Le Faubourg Saint-Laurent, à Saint-Marcellin – VI

CROZEL, DUTRUC, GUTTIN, THOME, … ou le gîte et le couvert

V – Un hôtel inséré dans l’économie locale

Robert Faraboz est un éminent collectionneur de cartes postales anciennes et de vieux papiers. A ce titre, il a publié plusieurs ouvrages dont deux compilations de cartes postales anciennes concernant Saint-Marcellin et les environs. Il a cédé à la Ville de Saint-Marcellin de nombreux papiers, dont l’intérêt réel n’est pas toujours évident de prime abord. Il en est ainsi d’un lot de factures adressées par de nombreux commerçants saint-marcellinois à l’hôtel Guttin entre 1905 et 1939, soit depuis les débuts de l’hôtel jusqu’à l’entrée en guerre. Toutes ces factures permettent de témoigner des relations que les Guttin ont nouées avec les commerçants et artisans locaux.

Parmi plus d’une cinquantaine de fournisseurs, Emile Monnet se charge de la Mousseline des Alpes en 1924 et du Pernod et du Cointreau en 1937 ; Henri Buisson Fils prend à son compte la livraison de bière et de pommes de terre ; Léon Picot, négociant en vins en gros, briques, tuiles, bois de construction, chaux, ciments, charbon et engrais, fournit le vin rouge de table en 1924 et un Côtes-du-Rhône à 9° en 1932 ; G. Giroud, 2 rue de Chevrières, se charge des oignons, des tomates, et autres légumes en 1925 et 1926 ; l’Etablissement d’Horticulture Guillot Fils livre les fleurs d’ornement pour les jardinières et pour les chemins de table, chaque année entre 1925 et 1933 ; la laiterie Guille, devenue Guille et Vincent, entre 1927 et 1939 est un fournisseur fidèle de lait (330 litres en juillet 1938, 305 litres en mai 1939), de crème et de beurre. Pour sa part, le garage Gsegner, ancienne maison Mandier, agent Renault, de 1926 à 1936, prend en charge l’essence, l’huile, les pneumatiques et toutes les révisions des véhicules de l’hôtel, tout en changeant régulièrement d’exploitant : Edouard Laye, puis M. Vinay. De 1933 à 1938, c’est Jean Rojat, Nouveautés et Confection, à l’angle de la rue de Beauvoir et de la Grande-Rue, qui fournit draps, stores, toile à matelas et laine. En 1936, la quincaillerie Mandier et Rodet assure les recharges de gaz.

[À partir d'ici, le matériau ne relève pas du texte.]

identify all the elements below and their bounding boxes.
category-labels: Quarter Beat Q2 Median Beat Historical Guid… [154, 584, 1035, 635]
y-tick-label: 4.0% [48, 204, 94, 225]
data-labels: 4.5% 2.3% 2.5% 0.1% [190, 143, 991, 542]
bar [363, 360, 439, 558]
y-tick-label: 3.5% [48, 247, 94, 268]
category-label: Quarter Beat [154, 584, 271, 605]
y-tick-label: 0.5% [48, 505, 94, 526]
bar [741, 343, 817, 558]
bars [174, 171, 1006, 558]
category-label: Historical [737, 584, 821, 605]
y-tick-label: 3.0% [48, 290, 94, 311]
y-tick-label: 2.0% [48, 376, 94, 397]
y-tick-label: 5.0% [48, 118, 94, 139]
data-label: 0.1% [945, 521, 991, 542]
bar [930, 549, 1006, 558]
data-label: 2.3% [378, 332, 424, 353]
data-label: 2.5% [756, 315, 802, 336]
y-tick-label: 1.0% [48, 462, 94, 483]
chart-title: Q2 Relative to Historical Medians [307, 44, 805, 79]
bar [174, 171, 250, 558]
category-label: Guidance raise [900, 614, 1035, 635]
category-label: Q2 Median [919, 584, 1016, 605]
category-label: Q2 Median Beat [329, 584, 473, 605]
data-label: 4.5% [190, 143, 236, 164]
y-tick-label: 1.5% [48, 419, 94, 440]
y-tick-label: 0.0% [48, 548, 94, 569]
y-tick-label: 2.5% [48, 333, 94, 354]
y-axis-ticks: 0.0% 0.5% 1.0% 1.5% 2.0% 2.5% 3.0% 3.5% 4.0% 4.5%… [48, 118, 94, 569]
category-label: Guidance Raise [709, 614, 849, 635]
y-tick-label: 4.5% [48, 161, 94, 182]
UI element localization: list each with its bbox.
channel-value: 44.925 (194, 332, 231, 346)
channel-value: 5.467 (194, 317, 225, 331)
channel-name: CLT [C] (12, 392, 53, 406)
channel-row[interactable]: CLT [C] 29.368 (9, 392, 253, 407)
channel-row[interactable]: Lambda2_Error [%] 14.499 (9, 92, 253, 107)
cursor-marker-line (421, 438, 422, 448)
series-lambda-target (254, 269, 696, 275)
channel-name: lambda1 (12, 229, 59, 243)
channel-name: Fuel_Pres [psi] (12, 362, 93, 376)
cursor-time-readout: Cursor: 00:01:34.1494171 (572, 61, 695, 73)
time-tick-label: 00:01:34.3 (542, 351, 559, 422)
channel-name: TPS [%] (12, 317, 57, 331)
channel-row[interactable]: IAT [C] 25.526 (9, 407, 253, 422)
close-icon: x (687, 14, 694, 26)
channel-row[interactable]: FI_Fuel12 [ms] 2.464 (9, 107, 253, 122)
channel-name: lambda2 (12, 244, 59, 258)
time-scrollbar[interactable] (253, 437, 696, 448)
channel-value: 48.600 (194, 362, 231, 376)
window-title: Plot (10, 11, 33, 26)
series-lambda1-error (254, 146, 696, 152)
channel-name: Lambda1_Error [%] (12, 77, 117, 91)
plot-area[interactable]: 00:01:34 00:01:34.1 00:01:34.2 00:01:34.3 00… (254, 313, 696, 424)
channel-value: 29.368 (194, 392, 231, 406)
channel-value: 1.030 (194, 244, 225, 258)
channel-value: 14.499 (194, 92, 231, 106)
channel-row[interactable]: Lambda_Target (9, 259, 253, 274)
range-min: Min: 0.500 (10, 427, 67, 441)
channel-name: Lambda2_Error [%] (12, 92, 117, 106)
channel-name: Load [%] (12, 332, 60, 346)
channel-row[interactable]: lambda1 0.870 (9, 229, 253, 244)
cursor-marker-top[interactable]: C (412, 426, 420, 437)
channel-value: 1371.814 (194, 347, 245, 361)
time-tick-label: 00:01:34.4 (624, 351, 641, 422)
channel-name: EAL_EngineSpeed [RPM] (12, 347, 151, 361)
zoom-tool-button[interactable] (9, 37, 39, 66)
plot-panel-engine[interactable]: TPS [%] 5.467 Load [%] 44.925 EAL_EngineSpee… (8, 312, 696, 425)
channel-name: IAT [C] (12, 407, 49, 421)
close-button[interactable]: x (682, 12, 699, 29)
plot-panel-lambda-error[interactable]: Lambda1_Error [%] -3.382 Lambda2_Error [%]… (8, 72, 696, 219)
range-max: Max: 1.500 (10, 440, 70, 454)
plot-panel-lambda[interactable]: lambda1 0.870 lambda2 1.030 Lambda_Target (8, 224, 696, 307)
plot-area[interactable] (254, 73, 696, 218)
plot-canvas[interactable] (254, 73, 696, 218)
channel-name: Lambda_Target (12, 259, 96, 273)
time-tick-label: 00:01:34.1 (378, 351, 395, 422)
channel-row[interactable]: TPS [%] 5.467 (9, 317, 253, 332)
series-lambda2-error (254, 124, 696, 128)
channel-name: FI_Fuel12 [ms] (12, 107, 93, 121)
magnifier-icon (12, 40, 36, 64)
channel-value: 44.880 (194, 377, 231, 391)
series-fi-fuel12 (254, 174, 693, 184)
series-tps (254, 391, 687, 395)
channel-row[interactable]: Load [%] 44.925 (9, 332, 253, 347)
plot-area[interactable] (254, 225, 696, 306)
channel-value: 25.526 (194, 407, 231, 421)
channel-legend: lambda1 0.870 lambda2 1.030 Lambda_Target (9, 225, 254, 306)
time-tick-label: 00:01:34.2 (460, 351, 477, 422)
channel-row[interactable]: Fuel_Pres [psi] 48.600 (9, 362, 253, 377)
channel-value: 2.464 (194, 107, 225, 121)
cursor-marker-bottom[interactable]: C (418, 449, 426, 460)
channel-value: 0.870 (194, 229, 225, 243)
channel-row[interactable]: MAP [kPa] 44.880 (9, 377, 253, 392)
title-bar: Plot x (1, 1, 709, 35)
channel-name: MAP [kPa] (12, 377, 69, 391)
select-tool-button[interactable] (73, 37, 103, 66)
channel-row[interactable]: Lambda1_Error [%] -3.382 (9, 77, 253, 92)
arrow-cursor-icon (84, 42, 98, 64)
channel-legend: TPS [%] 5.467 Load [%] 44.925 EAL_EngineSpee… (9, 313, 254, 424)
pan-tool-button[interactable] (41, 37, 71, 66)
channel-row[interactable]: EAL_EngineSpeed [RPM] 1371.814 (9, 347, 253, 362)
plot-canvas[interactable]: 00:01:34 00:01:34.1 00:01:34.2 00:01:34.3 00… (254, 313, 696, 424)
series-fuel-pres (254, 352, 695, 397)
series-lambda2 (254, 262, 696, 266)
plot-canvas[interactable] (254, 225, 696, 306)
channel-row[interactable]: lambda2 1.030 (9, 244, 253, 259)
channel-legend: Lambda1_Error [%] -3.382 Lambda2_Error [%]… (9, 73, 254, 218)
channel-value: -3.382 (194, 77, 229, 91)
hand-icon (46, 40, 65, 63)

Outre ces très nombreuses factures, se trouvent également des reçus justifiant de tel ou tel abonnement, par exemple au « Journal de Saint-Marcellin » pour sept francs entre le 1er mars 1921 et le 28 février 1922, et dix francs entre le 1er mars 1927 et le 28 février 1928. L’adhésion à la Chambre Syndicale de l’Hôtellerie de Grenoble et du département de l’Isère, en 1923, est de quinze francs. La cotisation à la Compagnie des sapeurs-pompiers de Saint-Marcellin est de dix francs en 1924. Le 17 juillet 1931, c’est au Cercle Littéraire que Monsieur Guttin règle la cotisation du second semestre 1931 pour un montant de soixante francs. Le 5 mars 1932, Madame Vve Guttin et son fils cotisent en tant que Membres Honoraires à la Lyre Saint-Marcellinoise pour un somme de quinze francs.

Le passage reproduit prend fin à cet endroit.